I have been trying analyse why the huge fluctuations on the markets cause me such uneasy feelings, and put this in the context of working and travelling to work normally. The falls in the markets will probably hit me a lot in terms of reducing the value of pensions, yet it may be some years before I do retire and things could have recovered by then. The huge uncertainties in the mortgage and banking markets don't really affect me at all. But if we do move into a real slump then my complacent idea about working as usual may be destroyed. I think this is the most worrying aspect - once people start talking about "belt-tightening" and companies begin cutting investment then the level of economic activity will fall and a spiral of increasing unemployment and reducing spending may set in.

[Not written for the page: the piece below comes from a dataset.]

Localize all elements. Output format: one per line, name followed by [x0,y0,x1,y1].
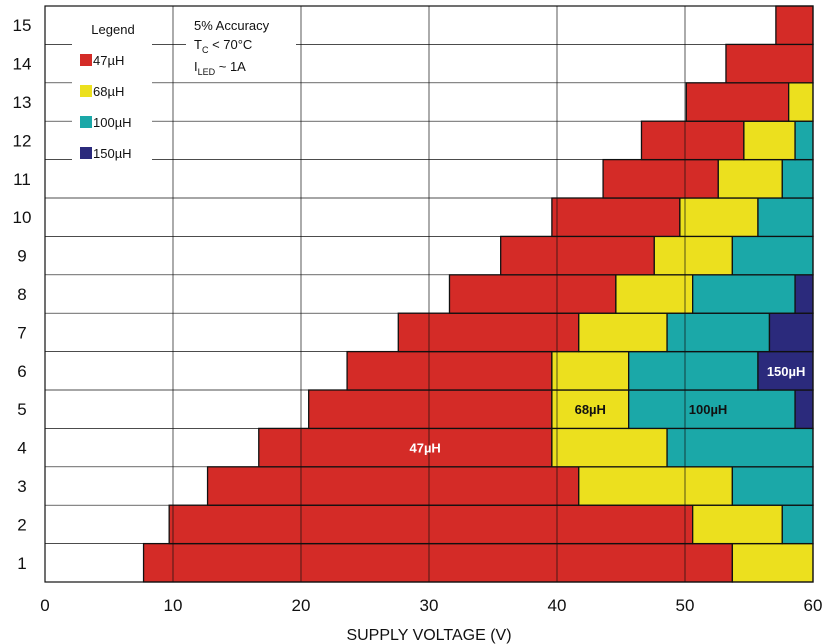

I studied all this many years ago during my economics degree. Clearly world governments have learned lessons from the 1930s and by propping up banks and maintaining credit, have taken essential steps to preventing the drift into slump. Other steps remain, notably cutting interest rates and perhaps "public works" - efforts to keep expenditure going so as to stop the deflationary spiral.
Keynes wrote about the "animal spirits" of investors, meaning the gut feelings that underlie the decisions to invest. Those spirits must be pretty low right now. They must not been permitted to fall further. In the end a slump can be avoided if people believe in the economic future. Some of this is generated by positive leadership. Most must be based on evidence that things will indeed improve. I guess that the lack of this evidence is one of the big things that is worrying me.
Future historians may care to note that there is really no sense of all this on the daily commute into London. Nobody is begging on the tubes or even in the streets by the stations. There are no fire-sales. The ragged men with trays of matches slung round their neck, so beloved of cartoonists like Bill Tidy and Larry, are biding their time. One straw in the wind is that the volume of junk mail for credit cards and loans has dried up, as has the advertising for such products.
No pithy conclusion to today's piece. The ponderings will continue.